This dataset covers 4 verified records spread across
2+ cities in Andhra Pradesh.
4 records carry a verified phone number and
0 include a business website — directly usable for
outreach, segmentation, and CRM import.
The highest-density cities are
Vijayawada (2 listings), and Visakhapatnam (2 listings).
Coverage in Andhra Pradesh — by citie
Total rows:4With mobile:4With website:0
Cities
Total
With mobile
With website
Vijayawada
2
2
0
Visakhapatnam
2
2
0
All cities (2)
4
4
0
Related coverage — same industry
Drill up for wider coverage
The Fast Food Chains database for Andhra Pradesh, India includes 4+ verified businesses with company name, address, city, state, phone, email, website and GPS coordinates. The file is delivered as a CSV ready for CRM import or BI analysis.
Gunjan (IN) bought 6 days ago
·Arjun (IN) bought 1 week ago
·Taahid (IN) bought 1 week ago
·Kirti (IN) bought 1 week ago
·Heer (IN) bought 1 week ago
How to use this data
Channel partner mapping — find every fast food chains business in Andhra Pradesh, India that fits your reseller programme.
Brand mapping — track competitive fast food chains concentration street-by-street in major Andhra Pradesh, India cities.
Channel reporting — slice partner performance by Andhra Pradesh, India state and fast food chains sub-vertical.

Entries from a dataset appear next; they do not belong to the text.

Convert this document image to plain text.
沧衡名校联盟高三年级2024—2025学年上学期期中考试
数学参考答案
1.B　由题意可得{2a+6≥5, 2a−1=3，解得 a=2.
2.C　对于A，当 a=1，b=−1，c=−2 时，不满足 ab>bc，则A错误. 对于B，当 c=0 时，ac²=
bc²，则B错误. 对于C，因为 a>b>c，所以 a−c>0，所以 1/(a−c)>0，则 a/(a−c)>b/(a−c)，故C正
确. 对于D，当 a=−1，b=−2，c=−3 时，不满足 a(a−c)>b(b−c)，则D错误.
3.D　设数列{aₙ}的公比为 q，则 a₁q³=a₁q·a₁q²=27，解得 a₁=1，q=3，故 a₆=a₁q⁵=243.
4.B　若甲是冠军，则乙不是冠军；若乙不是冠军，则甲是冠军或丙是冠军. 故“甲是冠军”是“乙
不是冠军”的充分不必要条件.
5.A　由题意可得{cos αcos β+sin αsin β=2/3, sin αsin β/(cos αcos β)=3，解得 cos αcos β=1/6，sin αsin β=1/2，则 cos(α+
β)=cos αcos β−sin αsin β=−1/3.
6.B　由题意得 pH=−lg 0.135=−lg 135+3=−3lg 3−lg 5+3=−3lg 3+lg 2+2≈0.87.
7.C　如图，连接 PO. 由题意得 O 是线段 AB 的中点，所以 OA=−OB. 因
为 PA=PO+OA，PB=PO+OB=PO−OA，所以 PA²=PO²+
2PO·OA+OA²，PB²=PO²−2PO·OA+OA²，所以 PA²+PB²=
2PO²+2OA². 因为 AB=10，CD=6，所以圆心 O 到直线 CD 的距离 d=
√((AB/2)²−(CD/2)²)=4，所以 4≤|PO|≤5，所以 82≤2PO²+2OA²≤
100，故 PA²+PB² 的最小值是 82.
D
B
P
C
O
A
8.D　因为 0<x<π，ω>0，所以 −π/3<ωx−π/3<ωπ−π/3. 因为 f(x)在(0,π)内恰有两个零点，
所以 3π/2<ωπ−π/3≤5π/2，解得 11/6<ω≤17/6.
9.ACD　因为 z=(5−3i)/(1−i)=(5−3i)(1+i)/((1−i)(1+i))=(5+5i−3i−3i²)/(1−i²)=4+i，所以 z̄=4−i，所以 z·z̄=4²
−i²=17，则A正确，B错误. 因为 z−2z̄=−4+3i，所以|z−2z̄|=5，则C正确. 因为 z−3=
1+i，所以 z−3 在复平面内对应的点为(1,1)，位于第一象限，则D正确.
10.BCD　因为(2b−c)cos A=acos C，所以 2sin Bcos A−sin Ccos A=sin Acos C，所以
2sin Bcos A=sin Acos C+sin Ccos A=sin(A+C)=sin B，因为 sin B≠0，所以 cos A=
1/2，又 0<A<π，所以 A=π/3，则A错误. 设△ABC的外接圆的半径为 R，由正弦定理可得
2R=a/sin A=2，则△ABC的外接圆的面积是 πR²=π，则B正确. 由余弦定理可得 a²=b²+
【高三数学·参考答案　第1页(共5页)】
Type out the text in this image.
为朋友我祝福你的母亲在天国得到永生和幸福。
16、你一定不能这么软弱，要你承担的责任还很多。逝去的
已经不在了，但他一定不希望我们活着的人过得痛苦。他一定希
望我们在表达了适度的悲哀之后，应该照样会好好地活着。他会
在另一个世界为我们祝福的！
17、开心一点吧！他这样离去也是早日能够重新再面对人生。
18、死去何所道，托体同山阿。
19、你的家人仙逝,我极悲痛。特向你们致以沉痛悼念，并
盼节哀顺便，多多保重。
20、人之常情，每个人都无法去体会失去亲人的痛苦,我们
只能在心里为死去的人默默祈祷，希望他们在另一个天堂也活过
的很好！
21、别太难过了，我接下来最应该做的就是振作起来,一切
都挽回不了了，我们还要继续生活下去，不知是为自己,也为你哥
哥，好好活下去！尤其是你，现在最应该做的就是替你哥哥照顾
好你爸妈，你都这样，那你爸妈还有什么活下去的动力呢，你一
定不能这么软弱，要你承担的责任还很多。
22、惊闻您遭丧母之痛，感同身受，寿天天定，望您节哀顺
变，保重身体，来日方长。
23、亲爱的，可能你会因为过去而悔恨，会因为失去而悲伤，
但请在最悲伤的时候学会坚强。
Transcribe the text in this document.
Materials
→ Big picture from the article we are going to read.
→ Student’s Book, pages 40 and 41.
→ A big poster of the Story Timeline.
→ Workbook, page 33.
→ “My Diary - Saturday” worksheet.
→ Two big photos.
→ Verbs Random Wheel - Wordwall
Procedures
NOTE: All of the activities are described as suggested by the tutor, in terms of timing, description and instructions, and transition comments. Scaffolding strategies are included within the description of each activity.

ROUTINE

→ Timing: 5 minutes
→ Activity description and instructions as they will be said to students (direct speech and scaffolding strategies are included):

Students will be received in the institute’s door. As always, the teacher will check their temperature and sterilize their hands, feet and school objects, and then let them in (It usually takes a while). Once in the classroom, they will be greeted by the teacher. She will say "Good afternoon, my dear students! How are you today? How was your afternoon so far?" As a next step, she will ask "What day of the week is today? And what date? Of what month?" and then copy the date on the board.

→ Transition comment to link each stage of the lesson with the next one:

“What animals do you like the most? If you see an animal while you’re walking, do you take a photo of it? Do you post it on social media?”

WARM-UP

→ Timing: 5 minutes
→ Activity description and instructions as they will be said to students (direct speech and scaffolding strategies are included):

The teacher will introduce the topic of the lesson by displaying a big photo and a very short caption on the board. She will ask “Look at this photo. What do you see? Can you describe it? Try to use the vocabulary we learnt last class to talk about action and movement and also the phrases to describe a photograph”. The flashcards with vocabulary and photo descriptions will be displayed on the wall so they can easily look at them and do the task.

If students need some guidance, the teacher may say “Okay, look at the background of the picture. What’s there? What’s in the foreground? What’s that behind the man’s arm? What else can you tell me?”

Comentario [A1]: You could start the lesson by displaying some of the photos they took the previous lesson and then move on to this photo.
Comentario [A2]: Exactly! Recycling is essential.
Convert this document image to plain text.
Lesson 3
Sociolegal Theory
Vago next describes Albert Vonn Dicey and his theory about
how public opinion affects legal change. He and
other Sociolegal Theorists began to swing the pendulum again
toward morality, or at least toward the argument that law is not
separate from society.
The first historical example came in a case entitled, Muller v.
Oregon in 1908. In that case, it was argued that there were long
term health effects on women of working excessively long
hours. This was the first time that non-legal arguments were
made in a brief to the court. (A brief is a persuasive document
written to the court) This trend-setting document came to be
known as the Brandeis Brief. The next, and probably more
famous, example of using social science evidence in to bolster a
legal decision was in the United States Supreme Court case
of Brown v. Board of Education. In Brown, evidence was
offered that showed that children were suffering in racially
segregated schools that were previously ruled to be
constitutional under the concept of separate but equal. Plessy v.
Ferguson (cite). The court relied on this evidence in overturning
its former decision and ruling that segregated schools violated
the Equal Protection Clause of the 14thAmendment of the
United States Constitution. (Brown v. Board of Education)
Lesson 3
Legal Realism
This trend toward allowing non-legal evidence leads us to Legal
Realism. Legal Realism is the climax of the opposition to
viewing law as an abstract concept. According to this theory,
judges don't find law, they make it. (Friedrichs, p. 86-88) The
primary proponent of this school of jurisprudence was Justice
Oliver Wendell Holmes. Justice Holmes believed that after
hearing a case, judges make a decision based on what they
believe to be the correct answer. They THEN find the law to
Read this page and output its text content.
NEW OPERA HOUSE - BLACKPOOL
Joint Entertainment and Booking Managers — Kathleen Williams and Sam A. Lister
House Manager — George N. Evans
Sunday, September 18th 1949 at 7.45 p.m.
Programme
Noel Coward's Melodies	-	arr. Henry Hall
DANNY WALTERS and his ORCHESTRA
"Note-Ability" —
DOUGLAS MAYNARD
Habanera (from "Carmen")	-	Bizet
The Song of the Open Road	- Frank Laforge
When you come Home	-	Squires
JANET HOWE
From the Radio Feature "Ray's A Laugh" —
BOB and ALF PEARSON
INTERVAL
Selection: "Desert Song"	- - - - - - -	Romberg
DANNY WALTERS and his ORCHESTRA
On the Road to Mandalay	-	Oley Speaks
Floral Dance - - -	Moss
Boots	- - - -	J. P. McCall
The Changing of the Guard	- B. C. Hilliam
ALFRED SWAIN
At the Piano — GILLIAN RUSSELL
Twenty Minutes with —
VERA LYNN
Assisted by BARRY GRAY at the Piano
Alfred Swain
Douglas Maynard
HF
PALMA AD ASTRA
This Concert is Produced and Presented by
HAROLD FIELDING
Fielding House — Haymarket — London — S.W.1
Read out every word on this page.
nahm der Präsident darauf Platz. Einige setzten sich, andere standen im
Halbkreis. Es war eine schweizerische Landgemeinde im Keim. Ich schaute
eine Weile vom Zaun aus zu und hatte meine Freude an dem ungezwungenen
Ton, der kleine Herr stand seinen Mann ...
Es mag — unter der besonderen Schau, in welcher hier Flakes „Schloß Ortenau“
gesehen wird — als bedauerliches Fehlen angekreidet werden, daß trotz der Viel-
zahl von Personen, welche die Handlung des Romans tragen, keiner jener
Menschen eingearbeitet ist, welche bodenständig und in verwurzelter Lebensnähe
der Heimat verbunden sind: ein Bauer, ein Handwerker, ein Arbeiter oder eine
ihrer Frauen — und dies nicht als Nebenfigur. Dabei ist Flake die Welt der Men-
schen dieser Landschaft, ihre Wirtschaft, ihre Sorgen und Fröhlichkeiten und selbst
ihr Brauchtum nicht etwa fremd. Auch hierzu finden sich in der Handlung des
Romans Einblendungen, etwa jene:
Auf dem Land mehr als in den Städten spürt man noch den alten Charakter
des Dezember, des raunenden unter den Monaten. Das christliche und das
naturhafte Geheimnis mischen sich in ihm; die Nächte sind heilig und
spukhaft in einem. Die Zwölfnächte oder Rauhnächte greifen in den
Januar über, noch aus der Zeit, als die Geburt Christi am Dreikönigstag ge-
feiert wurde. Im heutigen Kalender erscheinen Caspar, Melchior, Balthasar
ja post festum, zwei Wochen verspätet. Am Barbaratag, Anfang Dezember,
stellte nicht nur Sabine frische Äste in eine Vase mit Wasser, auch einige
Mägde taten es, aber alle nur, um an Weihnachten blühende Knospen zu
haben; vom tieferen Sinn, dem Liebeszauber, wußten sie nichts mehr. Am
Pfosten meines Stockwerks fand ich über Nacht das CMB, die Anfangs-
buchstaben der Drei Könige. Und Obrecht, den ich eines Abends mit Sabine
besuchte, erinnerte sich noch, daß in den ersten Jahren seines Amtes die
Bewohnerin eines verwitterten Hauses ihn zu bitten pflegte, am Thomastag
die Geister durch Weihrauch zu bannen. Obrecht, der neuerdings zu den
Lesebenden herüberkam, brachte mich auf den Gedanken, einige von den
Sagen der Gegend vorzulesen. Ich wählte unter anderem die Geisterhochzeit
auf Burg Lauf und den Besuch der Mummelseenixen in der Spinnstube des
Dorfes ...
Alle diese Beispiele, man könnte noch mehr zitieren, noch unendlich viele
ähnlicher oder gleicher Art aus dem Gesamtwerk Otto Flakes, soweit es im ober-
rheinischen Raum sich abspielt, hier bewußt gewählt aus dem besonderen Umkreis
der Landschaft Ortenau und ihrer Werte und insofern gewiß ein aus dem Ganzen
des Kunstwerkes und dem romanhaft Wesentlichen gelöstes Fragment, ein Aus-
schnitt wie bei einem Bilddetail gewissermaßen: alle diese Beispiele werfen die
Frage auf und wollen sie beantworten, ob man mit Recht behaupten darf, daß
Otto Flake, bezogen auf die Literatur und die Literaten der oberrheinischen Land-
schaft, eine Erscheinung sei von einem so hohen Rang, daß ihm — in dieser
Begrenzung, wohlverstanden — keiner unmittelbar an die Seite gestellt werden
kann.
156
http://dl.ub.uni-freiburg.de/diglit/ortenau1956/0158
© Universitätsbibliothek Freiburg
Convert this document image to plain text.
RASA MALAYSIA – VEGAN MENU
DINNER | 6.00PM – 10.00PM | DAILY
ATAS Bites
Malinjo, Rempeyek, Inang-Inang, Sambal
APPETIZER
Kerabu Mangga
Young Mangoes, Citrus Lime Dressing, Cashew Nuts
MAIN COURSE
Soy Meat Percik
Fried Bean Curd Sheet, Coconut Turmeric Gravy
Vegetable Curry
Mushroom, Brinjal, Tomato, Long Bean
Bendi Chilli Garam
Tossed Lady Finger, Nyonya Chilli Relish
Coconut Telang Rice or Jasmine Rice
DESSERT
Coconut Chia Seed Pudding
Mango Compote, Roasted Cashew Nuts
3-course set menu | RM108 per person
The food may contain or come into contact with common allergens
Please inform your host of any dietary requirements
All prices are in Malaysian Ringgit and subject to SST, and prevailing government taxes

Frequently asked about this dataset
How many businesses are in the Fast Food Chains database for Andhra Pradesh, India?
The Fast Food Chains database for Andhra Pradesh, India contains 4+ verified businesses as of 2026, each with phone, email, address, website and GPS coordinates. The full record count is shown on this page above.
Where can I download a Fast Food Chains database for Andhra Pradesh, India?
The complete Fast Food Chains database for Andhra Pradesh, India is available on this page from Data2Sales AI as an instant CSV download. Every record carries verified contact details and is delivered immediately after checkout.
What fields are included in the Fast Food Chains dataset?
Each record includes: Business name, Street address, City, State / Region, Postal code, Country, Phone number, Email address and more. The file is delivered as a UTF-8 CSV that opens in Excel, Google Sheets or any standard CRM importer.
How accurate is the Fast Food Chains data for Andhra Pradesh, India?
Every record is cross-referenced across public business registries, Google Maps and licensed directory partners before it ships. Closed businesses, disconnected phones and duplicates are stripped on every monthly refresh, so the dataset reflects the live fast food chains footprint in Andhra Pradesh, India.
Is the Fast Food Chains dataset updated regularly?
Yes. The Fast Food Chains dataset is rebuilt on a rolling 30-day cycle. New entrants come in through registrar filings; closures are detected from negative signals and dropped before export.
Can I use the Fast Food Chains data for marketing and outreach?
Yes — the dataset is licensed for commercial use after purchase. Common use cases include cold outbound, geo-targeted advertising, market research, supplier sourcing and territory planning. Only publicly listed business contact information is included.
What format do I receive the Fast Food Chains database in?
You receive a UTF-8 encoded CSV. It opens in Excel, Google Sheets, Power BI, Looker Studio and every major CRM (HubSpot, Salesforce, Zoho, Pipedrive). XLSX is available on request.
How quickly can I download the dataset after purchase?
Within 30 seconds of successful payment. The CSV is generated fresh from the live database at purchase time. You also get 7 days of unlimited re-downloads from a secure link sent to your email.
About the Fast Food Chains Database in Andhra Pradesh, India
The World Wide Data Database for Andhra Pradesh, India is a 4+ verified records directory of world wide data businesses — aggregated through the Data2Sales AI engine, cross-referenced across public business registries, official company websites, licensed directory partners, and social platforms, then re-verified monthly so every record in the export is deliverable on day one.